5G presents a potential security risk because it allows far greater granularity of device localization, even without GPS.
Other than the risks of using Opera (and other software like AirDroid, TikTok, WeChat etc), the main way I currently see users outside China being affected by similar issues is if they use Chinese Android devices, including grocery store smartphones, or those popular HDMI android dongles.
China's export of technological-enabled totalitarianism and surveillance states (especially to developing countries) is accelerating.
[1] https://www.scmp.com/abacus/culture/article/3029260/chinese-...
The specific technical risk is unknown, though. There are thousands of microcontrollers in a modern advanced electronic device. It's nearly impossible to inspect each one and see what exactly is backdoored and how.
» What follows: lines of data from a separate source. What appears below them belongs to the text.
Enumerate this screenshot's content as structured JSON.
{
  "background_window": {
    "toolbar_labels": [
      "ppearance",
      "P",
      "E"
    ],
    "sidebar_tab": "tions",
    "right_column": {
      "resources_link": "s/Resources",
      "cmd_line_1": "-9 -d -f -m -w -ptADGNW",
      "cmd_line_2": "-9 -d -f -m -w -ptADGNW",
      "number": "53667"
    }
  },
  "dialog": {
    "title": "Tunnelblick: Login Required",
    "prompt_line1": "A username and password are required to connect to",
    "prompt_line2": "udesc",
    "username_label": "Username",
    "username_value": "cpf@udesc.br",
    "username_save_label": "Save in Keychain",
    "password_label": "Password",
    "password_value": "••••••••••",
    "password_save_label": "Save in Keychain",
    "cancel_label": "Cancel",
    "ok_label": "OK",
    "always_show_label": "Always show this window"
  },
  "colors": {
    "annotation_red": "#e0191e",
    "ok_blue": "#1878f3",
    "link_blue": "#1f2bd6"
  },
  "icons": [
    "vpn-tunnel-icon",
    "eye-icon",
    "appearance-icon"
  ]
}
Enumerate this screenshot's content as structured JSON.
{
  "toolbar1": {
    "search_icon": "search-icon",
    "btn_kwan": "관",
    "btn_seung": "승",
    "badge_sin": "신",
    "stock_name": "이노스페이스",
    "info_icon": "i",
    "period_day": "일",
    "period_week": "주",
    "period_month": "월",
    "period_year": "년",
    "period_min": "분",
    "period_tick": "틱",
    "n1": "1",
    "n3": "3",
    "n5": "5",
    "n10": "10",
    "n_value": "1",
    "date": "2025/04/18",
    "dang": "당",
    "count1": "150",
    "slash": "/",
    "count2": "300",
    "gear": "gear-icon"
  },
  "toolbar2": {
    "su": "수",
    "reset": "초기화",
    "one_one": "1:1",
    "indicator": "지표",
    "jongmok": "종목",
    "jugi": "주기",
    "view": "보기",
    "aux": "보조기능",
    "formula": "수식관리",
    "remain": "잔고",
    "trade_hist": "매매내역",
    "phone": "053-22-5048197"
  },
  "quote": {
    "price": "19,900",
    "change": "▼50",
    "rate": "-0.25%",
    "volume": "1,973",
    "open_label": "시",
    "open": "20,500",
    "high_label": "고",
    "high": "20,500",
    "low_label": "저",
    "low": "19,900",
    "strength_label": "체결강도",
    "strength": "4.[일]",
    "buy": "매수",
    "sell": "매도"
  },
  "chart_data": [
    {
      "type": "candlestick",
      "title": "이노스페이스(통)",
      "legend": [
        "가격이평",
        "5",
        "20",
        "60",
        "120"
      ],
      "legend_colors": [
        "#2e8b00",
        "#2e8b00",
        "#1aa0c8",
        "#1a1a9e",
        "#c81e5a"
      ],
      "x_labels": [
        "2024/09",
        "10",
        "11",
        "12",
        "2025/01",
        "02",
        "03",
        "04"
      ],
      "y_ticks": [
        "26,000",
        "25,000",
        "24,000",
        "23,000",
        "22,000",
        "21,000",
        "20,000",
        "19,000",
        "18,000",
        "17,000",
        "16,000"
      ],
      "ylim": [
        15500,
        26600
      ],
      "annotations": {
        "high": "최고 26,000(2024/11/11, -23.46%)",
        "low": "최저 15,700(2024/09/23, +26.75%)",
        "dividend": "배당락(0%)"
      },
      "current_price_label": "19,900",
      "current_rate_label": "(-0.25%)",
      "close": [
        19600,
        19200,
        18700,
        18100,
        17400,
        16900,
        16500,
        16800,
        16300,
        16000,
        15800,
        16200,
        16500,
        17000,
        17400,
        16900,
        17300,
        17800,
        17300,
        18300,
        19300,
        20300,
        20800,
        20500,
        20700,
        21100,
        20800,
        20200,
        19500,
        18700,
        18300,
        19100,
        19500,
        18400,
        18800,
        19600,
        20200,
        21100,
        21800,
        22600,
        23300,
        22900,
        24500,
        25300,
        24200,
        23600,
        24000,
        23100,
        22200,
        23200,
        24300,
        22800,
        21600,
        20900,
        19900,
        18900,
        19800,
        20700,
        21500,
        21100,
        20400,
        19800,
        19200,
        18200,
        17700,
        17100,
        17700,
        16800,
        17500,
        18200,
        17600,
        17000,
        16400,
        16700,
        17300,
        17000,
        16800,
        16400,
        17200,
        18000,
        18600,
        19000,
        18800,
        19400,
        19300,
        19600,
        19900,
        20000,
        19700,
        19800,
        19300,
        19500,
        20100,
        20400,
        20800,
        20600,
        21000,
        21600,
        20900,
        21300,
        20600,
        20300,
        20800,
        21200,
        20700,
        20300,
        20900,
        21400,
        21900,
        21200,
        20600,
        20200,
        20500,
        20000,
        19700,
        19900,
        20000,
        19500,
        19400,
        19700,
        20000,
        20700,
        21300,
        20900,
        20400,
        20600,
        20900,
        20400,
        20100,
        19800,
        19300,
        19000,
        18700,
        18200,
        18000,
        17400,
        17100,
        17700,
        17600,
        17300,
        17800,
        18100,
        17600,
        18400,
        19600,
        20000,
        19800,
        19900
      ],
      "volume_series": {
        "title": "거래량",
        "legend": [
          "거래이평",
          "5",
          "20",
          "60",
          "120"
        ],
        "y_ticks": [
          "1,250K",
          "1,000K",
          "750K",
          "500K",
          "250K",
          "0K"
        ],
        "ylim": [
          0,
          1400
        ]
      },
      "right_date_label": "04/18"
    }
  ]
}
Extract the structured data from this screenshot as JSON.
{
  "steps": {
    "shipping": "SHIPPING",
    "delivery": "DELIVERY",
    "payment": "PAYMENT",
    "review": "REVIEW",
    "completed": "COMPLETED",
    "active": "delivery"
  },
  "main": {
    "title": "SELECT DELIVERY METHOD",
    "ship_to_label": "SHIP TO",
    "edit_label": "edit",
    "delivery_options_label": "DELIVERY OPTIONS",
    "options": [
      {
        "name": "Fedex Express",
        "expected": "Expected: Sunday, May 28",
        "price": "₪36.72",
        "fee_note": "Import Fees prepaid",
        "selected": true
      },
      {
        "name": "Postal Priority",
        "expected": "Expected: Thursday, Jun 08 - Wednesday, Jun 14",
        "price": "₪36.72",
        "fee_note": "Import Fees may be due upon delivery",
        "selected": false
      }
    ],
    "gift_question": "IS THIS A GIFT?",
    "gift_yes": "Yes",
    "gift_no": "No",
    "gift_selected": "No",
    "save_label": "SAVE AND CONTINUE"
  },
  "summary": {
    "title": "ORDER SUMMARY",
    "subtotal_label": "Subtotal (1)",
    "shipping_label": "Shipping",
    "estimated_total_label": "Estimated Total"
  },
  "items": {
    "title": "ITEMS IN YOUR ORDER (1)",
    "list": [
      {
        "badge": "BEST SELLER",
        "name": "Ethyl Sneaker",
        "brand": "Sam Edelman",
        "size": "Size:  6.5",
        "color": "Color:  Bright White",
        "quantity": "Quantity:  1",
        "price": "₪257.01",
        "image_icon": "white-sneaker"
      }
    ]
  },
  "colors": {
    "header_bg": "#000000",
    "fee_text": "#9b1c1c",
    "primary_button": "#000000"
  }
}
"The extension of spectrum range has an impact on the network architecture. mmwave cells will employ shorter ranges of around 100-to-200 meters which will require extreme densification to provide high coverage. 3G networks reached densities of fourto- five base stations per km², 4G networks eight-to-ten per km², while 5G networks could reach densities of 40-to-50 per km²."
https://www.newtec.eu/article/article/choosing-the-right-con...
If your argument here is “who cares if we can trust the hardware if the encryption works” I’d encourage you to think about how you know that the encryption “works” if you can’t trust the hardware. A lot of the encryption is out of necessity far removed from the end user, it’s not exactly PGP over email. And everything is never encrypted, the operations of mobile networks require a lot of extra metadata about the operations that is still sensitive even if you completely disregard the traffic over the network.
>The average for Boston is 21 meters; New York 27 meters; Austin, TX, 28 meters; Washington 29 meters, and Chicago 38 meters.
https://www.mobilemarketer.com/ex/mobilemarketer/cms/news/re...
I got my own room in my house with it, back in the 3G/4G days. I'm not sure what modern software and hardware can do it now, but I'm pretty sure it's even more accurate even without 5G.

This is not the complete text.